Порыв ледяного ветра ворвался, внеся с собой клубы тумана, который рассеялся в теплом воздухе салона. И в этом туманном занавесе появилась маленькая фигурка: зеленый атласный чепчик, огненно-рыжие волосы. Эти две яркие краски с особой силой выделялись на фоне сереющего за дверью дня. За спиной Онорины виднелось укутанное, пожелтевшее от холода лицо караульного мавра.
– Почему ты разрешил ей войти? – спросил его Жоффрей де Пейрак.
– Девочка искала мать.
Онорина подбежала к Анжелике:
– Мама, где ты была?
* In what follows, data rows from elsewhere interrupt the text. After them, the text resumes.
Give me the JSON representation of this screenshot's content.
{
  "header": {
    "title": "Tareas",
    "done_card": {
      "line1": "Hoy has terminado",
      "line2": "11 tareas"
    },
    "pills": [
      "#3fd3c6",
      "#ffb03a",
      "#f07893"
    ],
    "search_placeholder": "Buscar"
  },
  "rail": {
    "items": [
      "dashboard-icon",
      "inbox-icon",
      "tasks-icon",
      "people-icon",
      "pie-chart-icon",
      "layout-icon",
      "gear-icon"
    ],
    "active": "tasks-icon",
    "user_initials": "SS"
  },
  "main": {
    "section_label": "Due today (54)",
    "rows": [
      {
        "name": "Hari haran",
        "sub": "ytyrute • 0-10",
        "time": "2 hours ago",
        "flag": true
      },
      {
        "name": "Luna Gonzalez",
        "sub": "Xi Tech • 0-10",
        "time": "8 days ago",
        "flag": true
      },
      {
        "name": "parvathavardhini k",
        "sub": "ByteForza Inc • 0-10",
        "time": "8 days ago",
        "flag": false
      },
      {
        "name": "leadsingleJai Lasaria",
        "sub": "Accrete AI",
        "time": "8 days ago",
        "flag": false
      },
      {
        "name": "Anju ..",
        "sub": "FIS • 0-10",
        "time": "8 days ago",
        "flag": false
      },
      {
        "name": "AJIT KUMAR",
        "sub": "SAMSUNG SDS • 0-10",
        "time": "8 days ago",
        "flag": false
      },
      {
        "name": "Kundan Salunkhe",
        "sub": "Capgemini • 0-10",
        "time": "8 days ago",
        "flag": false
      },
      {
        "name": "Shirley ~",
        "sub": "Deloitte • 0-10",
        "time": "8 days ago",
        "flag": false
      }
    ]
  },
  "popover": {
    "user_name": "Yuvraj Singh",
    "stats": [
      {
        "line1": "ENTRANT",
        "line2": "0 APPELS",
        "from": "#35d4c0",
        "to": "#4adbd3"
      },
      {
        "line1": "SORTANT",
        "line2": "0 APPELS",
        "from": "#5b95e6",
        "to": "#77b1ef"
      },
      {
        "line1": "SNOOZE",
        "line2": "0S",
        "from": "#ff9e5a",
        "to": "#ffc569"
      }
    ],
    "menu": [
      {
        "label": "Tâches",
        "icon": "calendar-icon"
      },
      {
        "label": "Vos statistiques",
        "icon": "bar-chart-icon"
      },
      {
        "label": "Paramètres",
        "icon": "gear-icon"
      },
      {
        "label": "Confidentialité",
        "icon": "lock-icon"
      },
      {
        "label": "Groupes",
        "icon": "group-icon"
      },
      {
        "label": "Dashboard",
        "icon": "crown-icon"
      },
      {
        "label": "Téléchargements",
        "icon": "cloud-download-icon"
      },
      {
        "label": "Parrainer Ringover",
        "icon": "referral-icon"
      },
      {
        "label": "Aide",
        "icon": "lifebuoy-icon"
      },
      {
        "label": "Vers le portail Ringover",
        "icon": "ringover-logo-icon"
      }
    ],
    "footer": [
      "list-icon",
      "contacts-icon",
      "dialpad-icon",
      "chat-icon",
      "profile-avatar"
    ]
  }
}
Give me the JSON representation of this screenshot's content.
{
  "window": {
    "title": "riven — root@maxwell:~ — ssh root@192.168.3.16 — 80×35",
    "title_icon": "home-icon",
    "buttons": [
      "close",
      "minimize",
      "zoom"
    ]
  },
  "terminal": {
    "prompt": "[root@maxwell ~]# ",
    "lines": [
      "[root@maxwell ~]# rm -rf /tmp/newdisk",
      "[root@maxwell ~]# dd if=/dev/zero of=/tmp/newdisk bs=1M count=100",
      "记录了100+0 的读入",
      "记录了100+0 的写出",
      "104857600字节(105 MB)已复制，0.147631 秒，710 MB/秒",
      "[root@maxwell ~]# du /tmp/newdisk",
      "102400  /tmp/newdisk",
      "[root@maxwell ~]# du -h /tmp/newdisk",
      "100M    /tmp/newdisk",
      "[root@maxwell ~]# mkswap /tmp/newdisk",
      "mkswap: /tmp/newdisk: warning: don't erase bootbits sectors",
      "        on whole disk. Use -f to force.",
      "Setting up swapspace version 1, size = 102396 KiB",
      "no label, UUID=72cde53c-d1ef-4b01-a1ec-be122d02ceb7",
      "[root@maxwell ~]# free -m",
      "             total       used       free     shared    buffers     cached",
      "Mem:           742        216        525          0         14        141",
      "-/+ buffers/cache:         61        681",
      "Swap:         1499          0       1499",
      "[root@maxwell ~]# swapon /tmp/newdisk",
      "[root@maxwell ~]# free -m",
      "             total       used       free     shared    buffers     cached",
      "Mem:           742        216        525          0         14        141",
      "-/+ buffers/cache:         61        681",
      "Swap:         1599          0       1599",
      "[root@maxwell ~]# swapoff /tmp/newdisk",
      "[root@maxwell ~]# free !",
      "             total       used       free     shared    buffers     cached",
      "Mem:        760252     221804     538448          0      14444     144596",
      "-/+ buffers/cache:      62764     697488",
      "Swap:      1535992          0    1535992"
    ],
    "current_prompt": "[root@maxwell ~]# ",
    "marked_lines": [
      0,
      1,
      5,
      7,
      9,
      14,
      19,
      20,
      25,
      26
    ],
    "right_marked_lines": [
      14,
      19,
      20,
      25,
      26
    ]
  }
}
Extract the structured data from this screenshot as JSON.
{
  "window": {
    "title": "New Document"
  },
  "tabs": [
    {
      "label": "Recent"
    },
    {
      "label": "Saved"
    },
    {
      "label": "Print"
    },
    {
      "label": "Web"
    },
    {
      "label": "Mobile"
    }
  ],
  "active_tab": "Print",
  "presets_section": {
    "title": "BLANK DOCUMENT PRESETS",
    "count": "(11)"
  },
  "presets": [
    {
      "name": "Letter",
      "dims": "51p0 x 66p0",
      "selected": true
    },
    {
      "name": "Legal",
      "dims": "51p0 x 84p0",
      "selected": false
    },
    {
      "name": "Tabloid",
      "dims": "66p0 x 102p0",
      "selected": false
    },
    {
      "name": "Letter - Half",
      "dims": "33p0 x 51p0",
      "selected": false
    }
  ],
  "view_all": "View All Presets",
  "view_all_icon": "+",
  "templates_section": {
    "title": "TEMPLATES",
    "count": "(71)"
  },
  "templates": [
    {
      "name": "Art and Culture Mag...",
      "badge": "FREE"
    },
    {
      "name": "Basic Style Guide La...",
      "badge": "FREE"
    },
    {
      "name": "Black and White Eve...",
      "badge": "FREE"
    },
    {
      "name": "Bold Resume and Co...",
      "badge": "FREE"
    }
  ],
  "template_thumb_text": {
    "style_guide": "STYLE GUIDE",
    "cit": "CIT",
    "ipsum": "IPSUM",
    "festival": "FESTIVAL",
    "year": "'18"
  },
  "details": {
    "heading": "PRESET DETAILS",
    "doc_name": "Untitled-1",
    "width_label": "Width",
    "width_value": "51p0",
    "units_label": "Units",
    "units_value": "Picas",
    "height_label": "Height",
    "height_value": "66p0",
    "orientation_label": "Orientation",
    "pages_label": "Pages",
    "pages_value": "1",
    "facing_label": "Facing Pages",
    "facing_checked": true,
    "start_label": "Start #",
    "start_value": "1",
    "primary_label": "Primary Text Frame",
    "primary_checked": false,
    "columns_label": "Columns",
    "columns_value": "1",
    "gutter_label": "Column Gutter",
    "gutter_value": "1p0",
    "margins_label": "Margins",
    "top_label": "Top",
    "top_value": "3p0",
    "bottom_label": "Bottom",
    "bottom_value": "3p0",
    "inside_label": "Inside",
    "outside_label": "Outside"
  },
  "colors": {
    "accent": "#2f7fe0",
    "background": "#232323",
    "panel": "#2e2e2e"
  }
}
Мама, пойдем!
Анжелика плохо видела ее. Она смотрела на обращенное к ней растерянное личико, на чуть раскосые проницательные глазки Онорины. Дочь появилась так некстати и так неожиданно, что на какое-то мгновение Анжелика вновь испытала однажды уже пережитые чувства: отвращение к этому созданию, которое она родила против своей воли, отказ признать его своим ребенком, отказ от собственной крови, смешанной в этой девочке с грязным источником, яростное неприятие того, что произошло в тот страшный день, жгучий стыд.
– Мама, мама, где ты была целую ночь? Мама!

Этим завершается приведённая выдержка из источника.